简体繁体 English

Informatica BDE 摄取作业运行 10 多个小时，当终止并重新运行时在 3 小时内完成

[英]Informatica BDE ingestion job runs for 10+ hours and when killed and rerun completes in 3 hrs

原文 2018-12-05 04:09:05 6 1 performance/ hadoop/ hive/ informatica/ trouble-tickets

About my profile - I am doing L3 support for some of the BDE Informatica ingestion jobs that run on our cluster.关于我的个人资料 -我正在为我们集群上运行的一些 BDE Informatica 摄取作业提供 L3 支持。 Our goal is help application teams meet the SLA.我们的目标是帮助应用程序团队满足 SLA。 We support job streams that run on top of Hadoop layer (Hive).我们支持在 Hadoop 层 (Hive) 之上运行的作业流。

Problem Statement - We have observed that on some days BDE Informatica ingestion jobs run painfully slow and on the other days they complete their cycle in 3 hours.问题陈述 -我们观察到，有时 BDE Informatica 摄取作业运行得非常缓慢，而有时它们会在 3 小时内完成其周期。 if the job is taking so much time, we usually kill and rerun which helps us, but that does not help us fix the root cause.如果工作花费了太多时间，我们通常会杀死并重新运行，这对我们有帮助，但这并不能帮助我们解决根本原因。

Limitations of our profile - Unfortunately, I don't have the application code or the Informatica tool but I have to connect to the development team and ask relevant questions so that we can narrow down the root cause.我们个人资料的局限性 -不幸的是，我没有应用程序代码或 Informatica 工具，但我必须联系开发团队并提出相关问题，以便我们可以缩小根本原因。

Next Steps -下一步 -

What sort of scenarios can cause this delay?什么样的场景会导致这种延迟？
What tools can I use to check what may be cause of the delay?我可以使用哪些工具来检查可能导致延迟的原因？
Few possible questions which I may ask the development team are -我可能会问开发团队的几个可能的问题是 -
1. are the tables analysed properly before running the job stream?在运行作业流之前是否正确分析了表？
2. is there any significant change in volume of data (this is bit unlikely as the job runs quickly on rerun)?数据量是否有任何显着变化（这不太可能，因为作业在重新运行时运行得很快）？

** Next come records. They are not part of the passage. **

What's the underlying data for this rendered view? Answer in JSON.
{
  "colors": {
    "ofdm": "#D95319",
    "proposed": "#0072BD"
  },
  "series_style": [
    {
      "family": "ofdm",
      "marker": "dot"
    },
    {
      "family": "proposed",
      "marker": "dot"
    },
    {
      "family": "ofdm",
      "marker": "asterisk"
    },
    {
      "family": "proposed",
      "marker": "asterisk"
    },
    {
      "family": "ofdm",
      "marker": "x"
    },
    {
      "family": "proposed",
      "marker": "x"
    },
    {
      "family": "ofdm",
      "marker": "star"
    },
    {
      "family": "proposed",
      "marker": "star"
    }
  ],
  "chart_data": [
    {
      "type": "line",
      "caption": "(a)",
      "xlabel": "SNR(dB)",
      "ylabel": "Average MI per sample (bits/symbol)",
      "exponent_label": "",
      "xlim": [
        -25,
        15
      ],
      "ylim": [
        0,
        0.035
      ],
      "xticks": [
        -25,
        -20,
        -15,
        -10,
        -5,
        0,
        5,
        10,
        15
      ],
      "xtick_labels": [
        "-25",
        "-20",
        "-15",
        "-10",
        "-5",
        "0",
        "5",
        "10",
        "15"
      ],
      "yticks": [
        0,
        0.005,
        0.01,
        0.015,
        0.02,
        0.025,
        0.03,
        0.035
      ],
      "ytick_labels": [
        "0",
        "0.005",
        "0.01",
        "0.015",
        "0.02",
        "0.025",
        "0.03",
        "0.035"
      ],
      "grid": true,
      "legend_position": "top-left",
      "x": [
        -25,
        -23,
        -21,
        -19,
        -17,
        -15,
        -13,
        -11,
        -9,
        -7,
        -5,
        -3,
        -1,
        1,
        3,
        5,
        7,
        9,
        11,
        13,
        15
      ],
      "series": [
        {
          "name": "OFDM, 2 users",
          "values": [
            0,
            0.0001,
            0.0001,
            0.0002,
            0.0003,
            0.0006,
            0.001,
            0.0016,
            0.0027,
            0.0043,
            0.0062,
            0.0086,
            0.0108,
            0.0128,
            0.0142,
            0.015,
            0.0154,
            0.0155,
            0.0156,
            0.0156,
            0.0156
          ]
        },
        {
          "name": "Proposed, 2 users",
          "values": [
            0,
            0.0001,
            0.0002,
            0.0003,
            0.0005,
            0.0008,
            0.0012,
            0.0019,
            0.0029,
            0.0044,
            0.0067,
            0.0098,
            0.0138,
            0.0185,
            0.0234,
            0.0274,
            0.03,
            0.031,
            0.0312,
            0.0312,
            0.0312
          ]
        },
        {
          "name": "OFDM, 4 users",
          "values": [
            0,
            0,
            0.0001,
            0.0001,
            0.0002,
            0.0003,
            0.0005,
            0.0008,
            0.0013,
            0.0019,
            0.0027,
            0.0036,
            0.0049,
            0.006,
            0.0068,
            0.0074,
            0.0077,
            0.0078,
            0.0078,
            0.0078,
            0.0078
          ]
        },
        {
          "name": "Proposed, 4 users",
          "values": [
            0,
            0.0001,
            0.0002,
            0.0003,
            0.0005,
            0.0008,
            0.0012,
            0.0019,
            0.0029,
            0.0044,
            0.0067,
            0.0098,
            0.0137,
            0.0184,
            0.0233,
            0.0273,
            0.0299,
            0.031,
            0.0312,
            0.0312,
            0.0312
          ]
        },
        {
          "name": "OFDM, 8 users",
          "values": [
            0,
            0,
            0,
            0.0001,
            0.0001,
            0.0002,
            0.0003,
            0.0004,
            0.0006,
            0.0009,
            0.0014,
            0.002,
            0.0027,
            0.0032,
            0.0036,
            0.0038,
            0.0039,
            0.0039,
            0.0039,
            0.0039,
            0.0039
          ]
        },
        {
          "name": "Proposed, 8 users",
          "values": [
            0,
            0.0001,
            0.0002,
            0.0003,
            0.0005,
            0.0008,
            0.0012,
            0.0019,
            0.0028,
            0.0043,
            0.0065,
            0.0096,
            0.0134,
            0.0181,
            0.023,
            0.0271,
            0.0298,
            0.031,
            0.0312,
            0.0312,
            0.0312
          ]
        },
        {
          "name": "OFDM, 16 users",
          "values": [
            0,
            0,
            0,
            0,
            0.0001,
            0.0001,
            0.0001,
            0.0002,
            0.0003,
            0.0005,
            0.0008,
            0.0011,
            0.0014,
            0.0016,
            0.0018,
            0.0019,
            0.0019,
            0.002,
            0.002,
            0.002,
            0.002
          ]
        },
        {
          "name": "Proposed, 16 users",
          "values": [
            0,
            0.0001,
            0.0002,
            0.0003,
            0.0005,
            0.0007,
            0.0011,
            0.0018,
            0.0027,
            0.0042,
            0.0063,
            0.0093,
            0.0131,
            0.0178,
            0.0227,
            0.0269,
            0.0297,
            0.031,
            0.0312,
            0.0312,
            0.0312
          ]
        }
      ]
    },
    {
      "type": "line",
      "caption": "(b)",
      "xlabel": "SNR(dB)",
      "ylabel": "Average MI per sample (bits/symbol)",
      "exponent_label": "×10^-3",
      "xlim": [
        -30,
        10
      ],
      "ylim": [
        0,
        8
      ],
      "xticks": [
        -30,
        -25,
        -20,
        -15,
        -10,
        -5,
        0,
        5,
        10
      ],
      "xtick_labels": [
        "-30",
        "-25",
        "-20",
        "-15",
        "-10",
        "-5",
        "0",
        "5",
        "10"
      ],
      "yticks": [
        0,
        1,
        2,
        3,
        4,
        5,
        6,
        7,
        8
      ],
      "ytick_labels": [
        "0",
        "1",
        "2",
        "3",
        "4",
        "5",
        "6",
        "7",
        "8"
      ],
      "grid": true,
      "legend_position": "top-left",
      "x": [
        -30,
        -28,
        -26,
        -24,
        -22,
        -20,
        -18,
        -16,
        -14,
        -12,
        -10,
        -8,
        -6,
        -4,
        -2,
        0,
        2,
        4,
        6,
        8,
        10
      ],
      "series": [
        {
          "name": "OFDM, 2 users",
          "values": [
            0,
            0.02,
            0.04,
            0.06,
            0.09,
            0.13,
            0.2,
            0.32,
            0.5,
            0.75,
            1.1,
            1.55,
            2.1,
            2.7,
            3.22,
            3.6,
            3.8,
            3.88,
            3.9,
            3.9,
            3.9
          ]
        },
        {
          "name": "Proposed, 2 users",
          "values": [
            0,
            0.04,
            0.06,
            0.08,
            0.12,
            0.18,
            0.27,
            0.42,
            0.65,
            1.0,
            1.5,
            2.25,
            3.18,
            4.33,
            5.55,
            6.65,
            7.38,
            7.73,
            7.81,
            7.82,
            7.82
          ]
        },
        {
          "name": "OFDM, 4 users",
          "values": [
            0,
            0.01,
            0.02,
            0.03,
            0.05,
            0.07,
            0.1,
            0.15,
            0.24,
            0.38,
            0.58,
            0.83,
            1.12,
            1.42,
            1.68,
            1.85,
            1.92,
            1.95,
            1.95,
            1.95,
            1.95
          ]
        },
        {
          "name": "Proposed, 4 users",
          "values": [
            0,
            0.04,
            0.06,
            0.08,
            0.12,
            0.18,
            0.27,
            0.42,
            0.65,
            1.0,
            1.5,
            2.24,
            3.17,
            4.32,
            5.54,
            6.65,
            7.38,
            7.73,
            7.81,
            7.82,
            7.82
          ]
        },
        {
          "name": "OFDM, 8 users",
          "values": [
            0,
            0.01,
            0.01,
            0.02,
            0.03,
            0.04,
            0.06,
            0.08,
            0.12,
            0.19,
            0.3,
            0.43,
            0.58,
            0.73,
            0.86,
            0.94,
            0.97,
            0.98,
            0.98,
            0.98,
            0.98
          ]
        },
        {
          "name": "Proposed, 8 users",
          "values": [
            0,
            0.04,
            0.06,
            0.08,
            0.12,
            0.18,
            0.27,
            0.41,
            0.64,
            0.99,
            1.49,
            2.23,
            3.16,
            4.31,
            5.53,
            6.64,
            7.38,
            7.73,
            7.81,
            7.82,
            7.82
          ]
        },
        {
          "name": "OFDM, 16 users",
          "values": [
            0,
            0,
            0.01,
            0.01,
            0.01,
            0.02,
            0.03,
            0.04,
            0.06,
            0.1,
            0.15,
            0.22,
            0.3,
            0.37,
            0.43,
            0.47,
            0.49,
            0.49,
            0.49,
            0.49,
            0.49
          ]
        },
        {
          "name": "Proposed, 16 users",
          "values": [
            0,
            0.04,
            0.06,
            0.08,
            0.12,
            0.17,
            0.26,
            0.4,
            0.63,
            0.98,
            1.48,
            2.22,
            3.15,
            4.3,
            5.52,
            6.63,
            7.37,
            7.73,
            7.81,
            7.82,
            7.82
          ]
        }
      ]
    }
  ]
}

I am aware this is a very broad question and is requesting for help in approach rather than any attending a specific problem, but this is just a start to help fix this issue for good or approaching it in rational manner.我知道这是一个非常广泛的问题，并且是在寻求帮助而不是解决特定问题，但这只是帮助永久解决此问题或以理性方式解决问题的开始。

1 个解决方案

You need to check the Informatica logs to see if it's hanging at the same step each time.您需要检查 Informatica 日志以查看它是否每次都挂在同一步骤上。

Assuming its not, are you triggering the jobs at the same time each day... say Midnight and it usually completes by 3am... but sometimes it runs till 10am, where you kill and restart?假设它不是，您是否每天都在同一时间触发作业……比如说午夜，它通常在凌晨 3 点之前完成……但有时它会运行到上午 10 点，在那里您杀死并重新启动？

If so, I suggest you baseline the storage medium activity, under minimal load, during a 3 hrs quick run and during the 10 hour load.如果是这样，我建议您在最小负载下、在 3 小时快速运行期间和在 10 小时负载期间设定存储介质活动的基线。 Is there a difference in demand?需求有区别吗？

It sounds like a contention but that is causing a conflict.这听起来像是争用，但这会导致冲突。 A process maybe waits forever instead of resuming when the desired resource is available.当所需资源可用时，进程可能会永远等待而不是恢复。 Speak to the DBAs.与 DBA 交谈。